Wednesday, November 25, 2009

Happy Thanksgiving


Today, 26th November, is Thanksgiving in America and we currently have our hand up the turkeys bum and the stuffing baking in the oven. As some of you know, I’m going to be giving a lot of thanks for the good food, the wine, the nibbles, the cocktails and the great company!  As this will be a holiday, I will not be putting out my usual Friday article as I hope to be rubbing my belly and recovering from Thursday’s over-indulgence. 
 
I did, however, want to post a recipe so that everyone can have a little taste of Thanksgiving, which is essentially the same as Christmas dinner, i.e., a lot of turkey with all the side dishes.  Having spent a year in North Carolina I like to bring out my inner Southern Belle now and again so I'm giving you a recipe for Cornbread as it’s a classic fixin’ in the South.

This dish is simple, quick and you can add in a variety of different ingredients to give your cornbread a different taste.  Here in America they tend to serve this dish with turkey and the trimmings, ala Thanksgiving dinner but it's also great with chili and soups if you’re looking for a satisfying winter supper. 

Happy Thanksgiving Y’all!

Cornbread
Ingredients
225g butter
225g plain flour, sifted
225 g medium yellow cornmeal, or polenta
1 tbsp baking powder
1 tsp salt
125g caster sugar
2 large eggs
475ml milk
Directions
Set the oven to 180C/gas mark 4.  Grease a 23cm round or square tin with butter.

Combine the flour, cornmeal, baking powder and salt in a bowl and make a well in the centre. Pour in the eggs, milk and melted butter. Stir vigorously with a wooden spoon.

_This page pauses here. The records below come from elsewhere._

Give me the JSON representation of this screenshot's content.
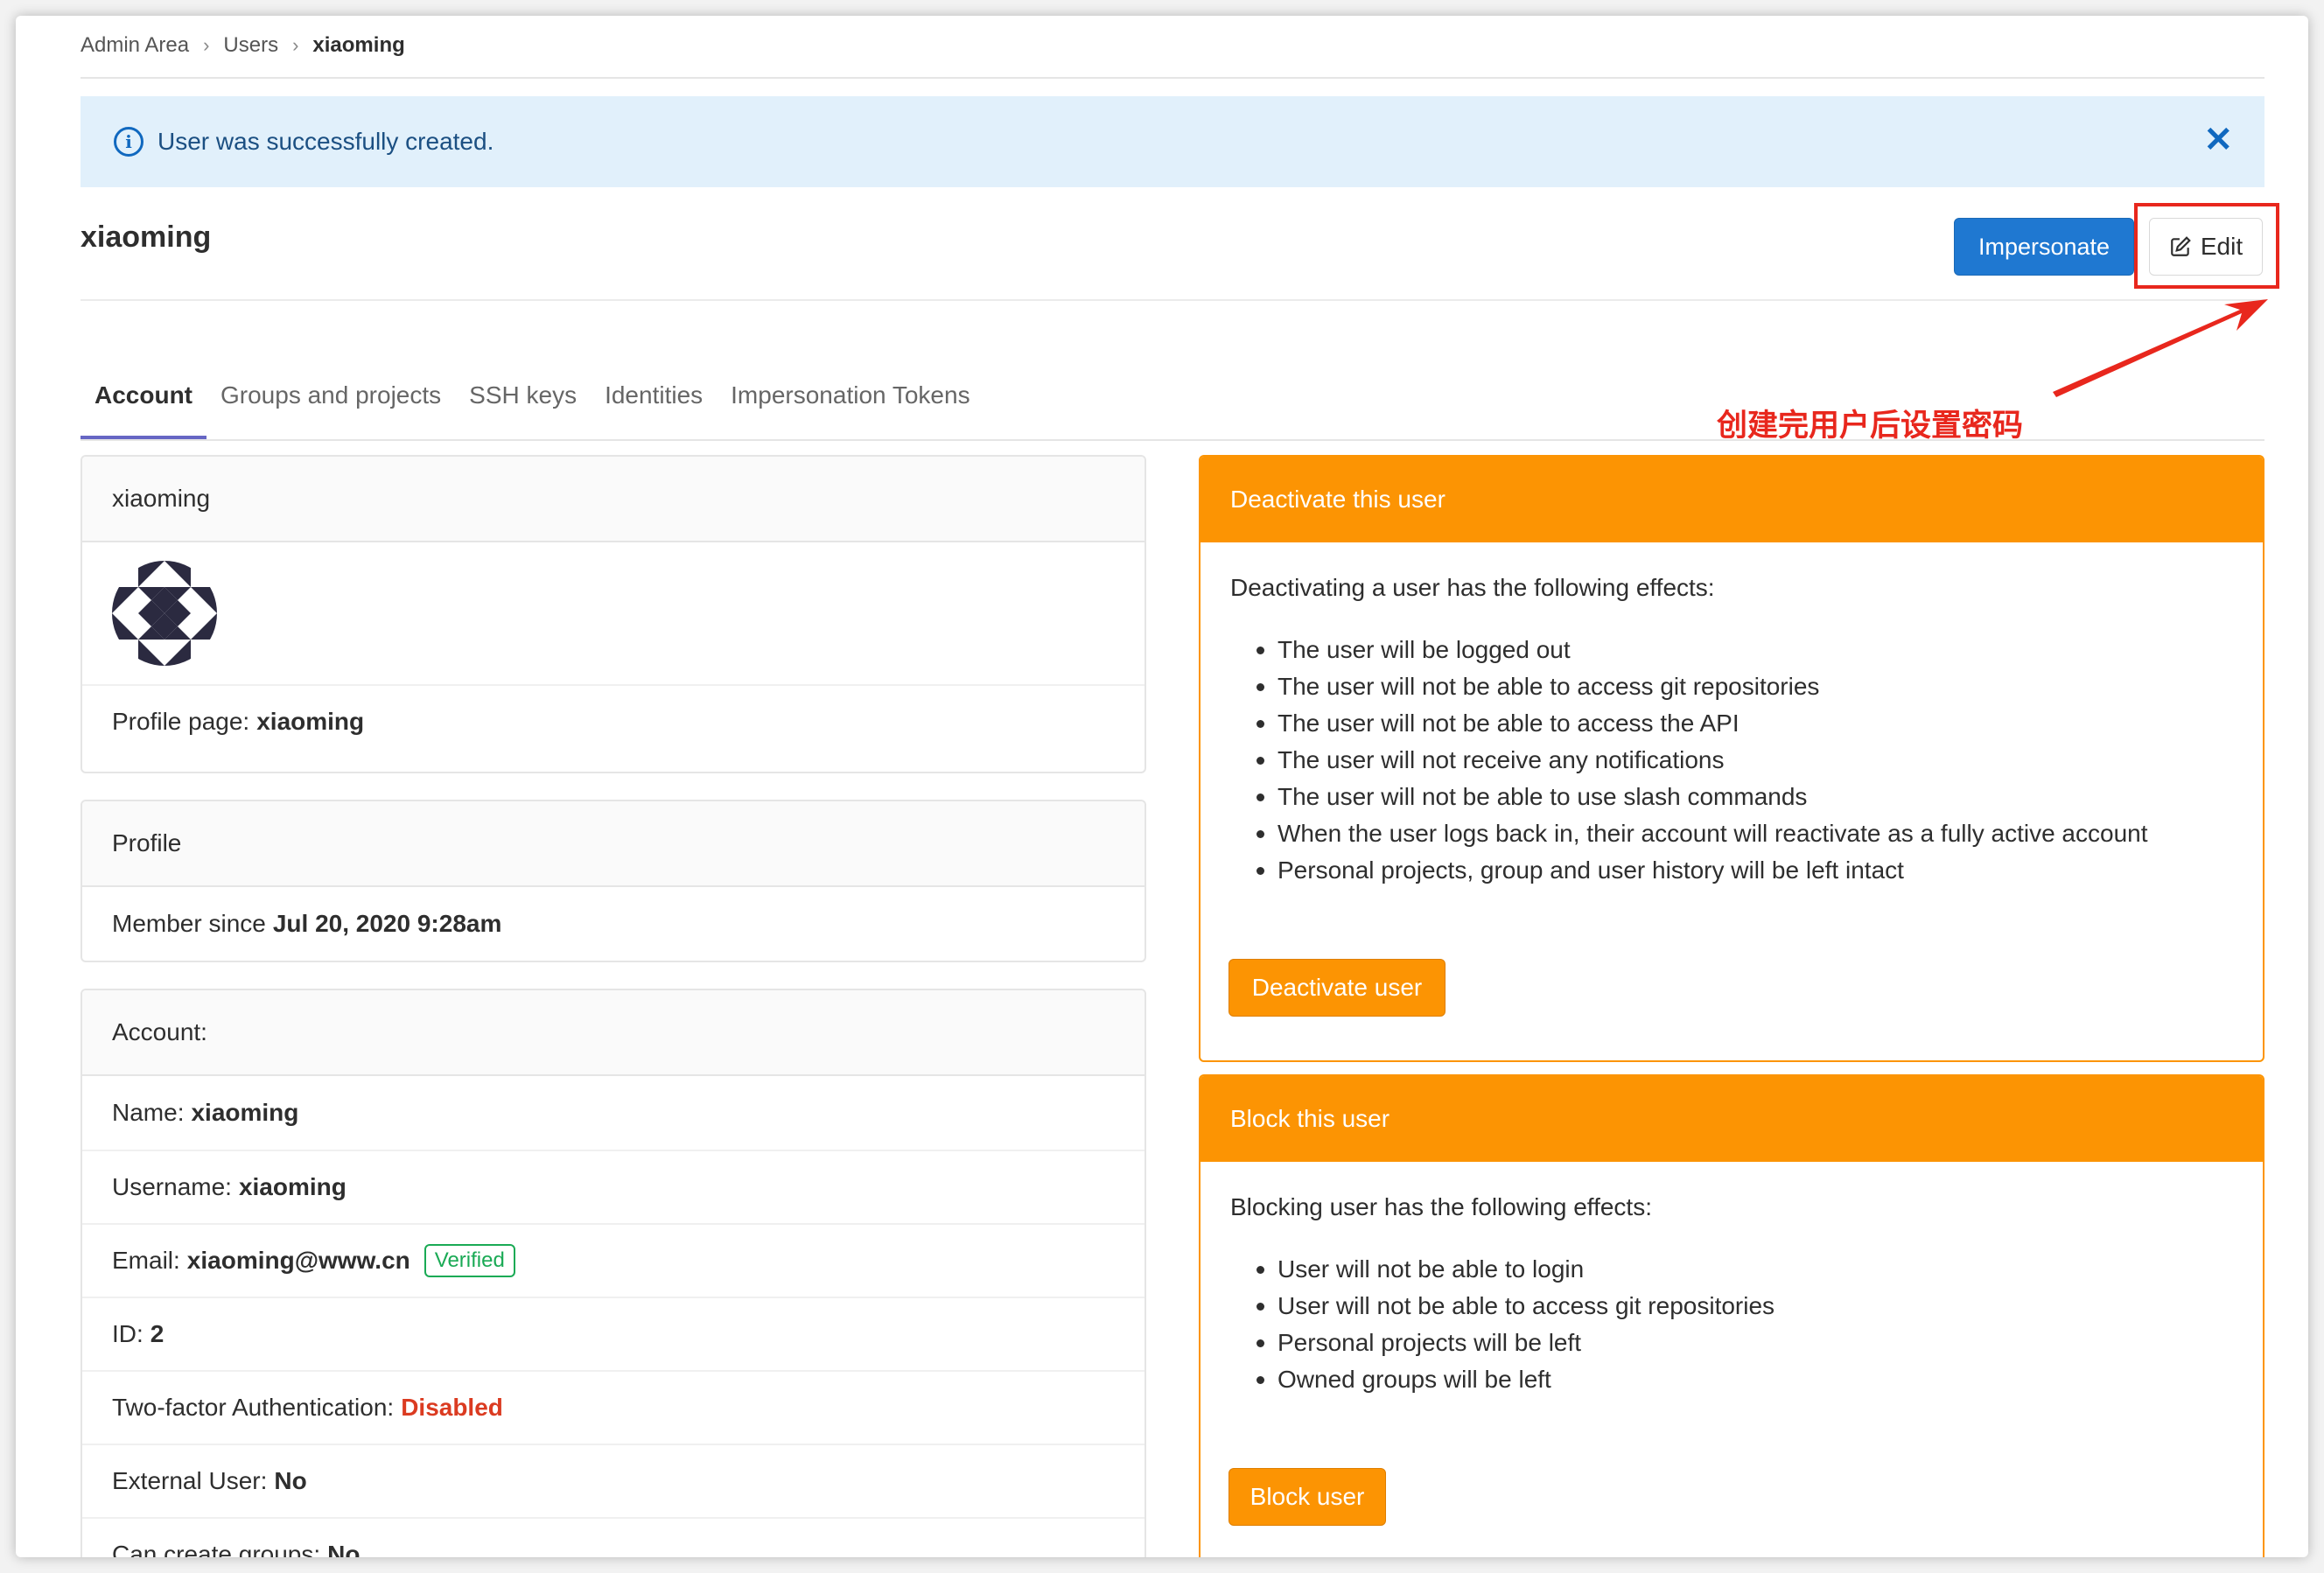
{
  "breadcrumb": {
    "items": [
      "Admin Area",
      "Users"
    ],
    "current": "xiaoming",
    "separator": "›"
  },
  "alert": {
    "message": "User was successfully created.",
    "close_symbol": "✕"
  },
  "header": {
    "title": "xiaoming",
    "impersonate_label": "Impersonate",
    "edit_label": "Edit"
  },
  "annotation": {
    "text": "创建完用户后设置密码",
    "color": "#e8271d"
  },
  "tabs": [
    "Account",
    "Groups and projects",
    "SSH keys",
    "Identities",
    "Impersonation Tokens"
  ],
  "user_card": {
    "header": "xiaoming",
    "profile_label": "Profile page:",
    "profile_value": "xiaoming"
  },
  "profile_card": {
    "header": "Profile",
    "member_since_label": "Member since",
    "member_since_value": "Jul 20, 2020 9:28am"
  },
  "account_card": {
    "header": "Account:",
    "name_label": "Name:",
    "name_value": "xiaoming",
    "username_label": "Username:",
    "username_value": "xiaoming",
    "email_label": "Email:",
    "email_value": "xiaoming@www.cn",
    "verified_badge": "Verified",
    "id_label": "ID:",
    "id_value": "2",
    "two_factor_label": "Two-factor Authentication:",
    "two_factor_value": "Disabled",
    "external_label": "External User:",
    "external_value": "No",
    "create_groups_label": "Can create groups:",
    "create_groups_value": "No"
  },
  "deactivate_card": {
    "header": "Deactivate this user",
    "lead": "Deactivating a user has the following effects:",
    "effects": [
      "The user will be logged out",
      "The user will not be able to access git repositories",
      "The user will not be able to access the API",
      "The user will not receive any notifications",
      "The user will not be able to use slash commands",
      "When the user logs back in, their account will reactivate as a fully active account",
      "Personal projects, group and user history will be left intact"
    ],
    "button_label": "Deactivate user"
  },
  "block_card": {
    "header": "Block this user",
    "lead": "Blocking user has the following effects:",
    "effects": [
      "User will not be able to login",
      "User will not be able to access git repositories",
      "Personal projects will be left",
      "Owned groups will be left"
    ],
    "button_label": "Block user"
  },
  "colors": {
    "primary": "#1f78d1",
    "warning": "#fc9403",
    "success": "#1aaa55",
    "danger": "#db3b21",
    "info_bg": "#e1f0fb",
    "tab_active": "#6666c4"
  },
  "icons": {
    "alert": "info-circle-icon",
    "close": "close-icon",
    "edit": "pencil-square-icon",
    "avatar": "identicon"
  }
}
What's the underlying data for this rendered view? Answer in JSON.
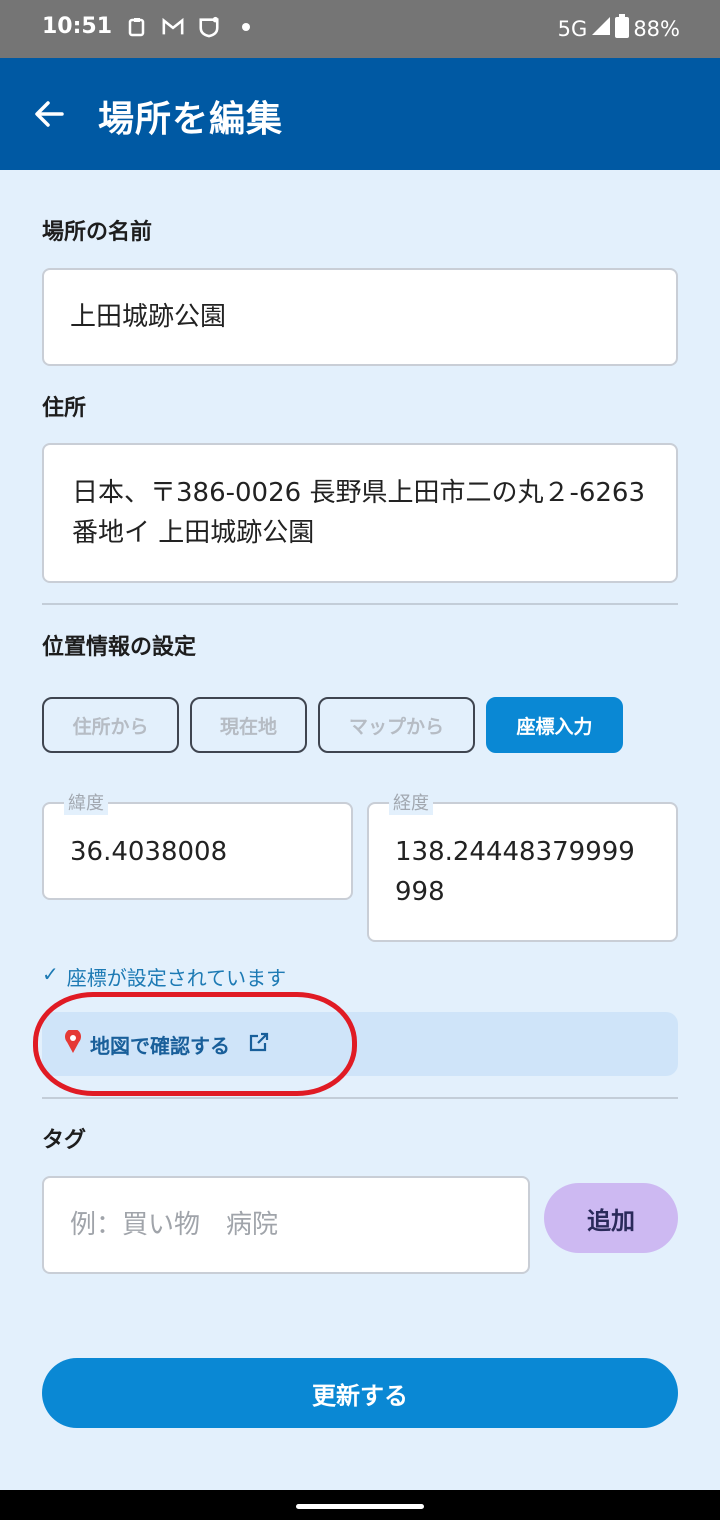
{
  "status_bar": {
    "time": "10:51",
    "network": "5G",
    "battery": "88%",
    "icons": [
      "clipboard-icon",
      "gmail-icon",
      "shield-app-icon",
      "notification-dot-icon",
      "signal-icon",
      "battery-icon"
    ]
  },
  "app_bar": {
    "title": "場所を編集",
    "back_icon": "arrow-back-icon"
  },
  "form": {
    "name_label": "場所の名前",
    "name_value": "上田城跡公園",
    "address_label": "住所",
    "address_value": "日本、〒386-0026 長野県上田市二の丸２-6263番地イ 上田城跡公園",
    "location_label": "位置情報の設定",
    "location_modes": [
      {
        "label": "住所から",
        "active": false
      },
      {
        "label": "現在地",
        "active": false
      },
      {
        "label": "マップから",
        "active": false
      },
      {
        "label": "座標入力",
        "active": true
      }
    ],
    "latitude_label": "緯度",
    "latitude_value": "36.4038008",
    "longitude_label": "経度",
    "longitude_value": "138.24448379999998",
    "coord_status": "座標が設定されています",
    "map_link_label": "地図で確認する",
    "tag_label": "タグ",
    "tag_placeholder": "例：買い物　病院",
    "add_button": "追加",
    "submit_button": "更新する"
  },
  "colors": {
    "app_bar": "#0059a3",
    "background": "#e3f0fc",
    "primary_button": "#0a88d4",
    "add_button": "#cdb9f2",
    "highlight": "#e01b24"
  }
}
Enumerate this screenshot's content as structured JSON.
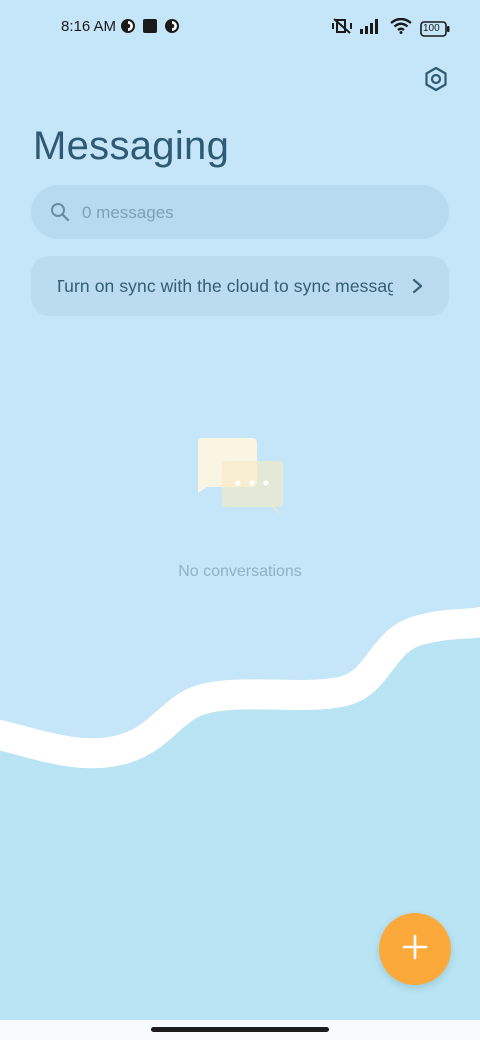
{
  "status_bar": {
    "time": "8:16 AM",
    "battery": "100",
    "left_icons": [
      "notification-app-icon",
      "square-app-icon",
      "notification-app-icon"
    ],
    "right_icons": [
      "vibrate-off-icon",
      "signal-icon",
      "wifi-icon",
      "battery-icon"
    ]
  },
  "header": {
    "title": "Messaging",
    "settings_icon": "settings-hexagon-icon"
  },
  "search": {
    "placeholder": "0 messages",
    "value": ""
  },
  "sync_banner": {
    "text": "Turn on sync with the cloud to sync messages"
  },
  "empty_state": {
    "text": "No conversations"
  },
  "fab": {
    "icon": "plus-icon",
    "color": "#fba93b"
  },
  "colors": {
    "background": "#c5e6f8",
    "accent": "#fba93b",
    "title": "#2e5a73"
  }
}
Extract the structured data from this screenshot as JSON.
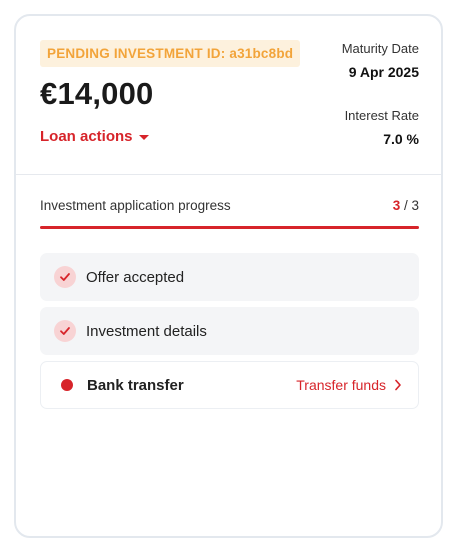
{
  "investment": {
    "badge": "PENDING INVESTMENT ID: a31bc8bd",
    "amount": "€14,000",
    "loan_actions_label": "Loan actions"
  },
  "meta": {
    "maturity_label": "Maturity Date",
    "maturity_value": "9 Apr 2025",
    "interest_label": "Interest Rate",
    "interest_value": "7.0 %"
  },
  "progress": {
    "label": "Investment application progress",
    "current": "3",
    "separator": " / ",
    "total": "3",
    "fraction": 1.0
  },
  "steps": [
    {
      "label": "Offer accepted",
      "status": "done",
      "icon": "check-icon"
    },
    {
      "label": "Investment details",
      "status": "done",
      "icon": "check-icon"
    },
    {
      "label": "Bank transfer",
      "status": "active",
      "icon": "dot-icon",
      "action": "Transfer funds"
    }
  ],
  "colors": {
    "accent": "#d7242a",
    "badge_bg": "#fdf1dd",
    "badge_text": "#f2a43a"
  }
}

If you fancy adding any flavours then add them at this stage.  Great additions are cheese (sharp cheddar works well) or herbs (sage, rosemary and dill are good) or spices (such as paprika, cayenne, red chili).  For recipe inspiration and quantities see http://www.foodnetwork.com

Pour the mixture into the warm baking tin and bake in the oven for 35-40 minutes until risen and golden brown.  Alternatively, grease up a muffin tin and make individual cornbreads.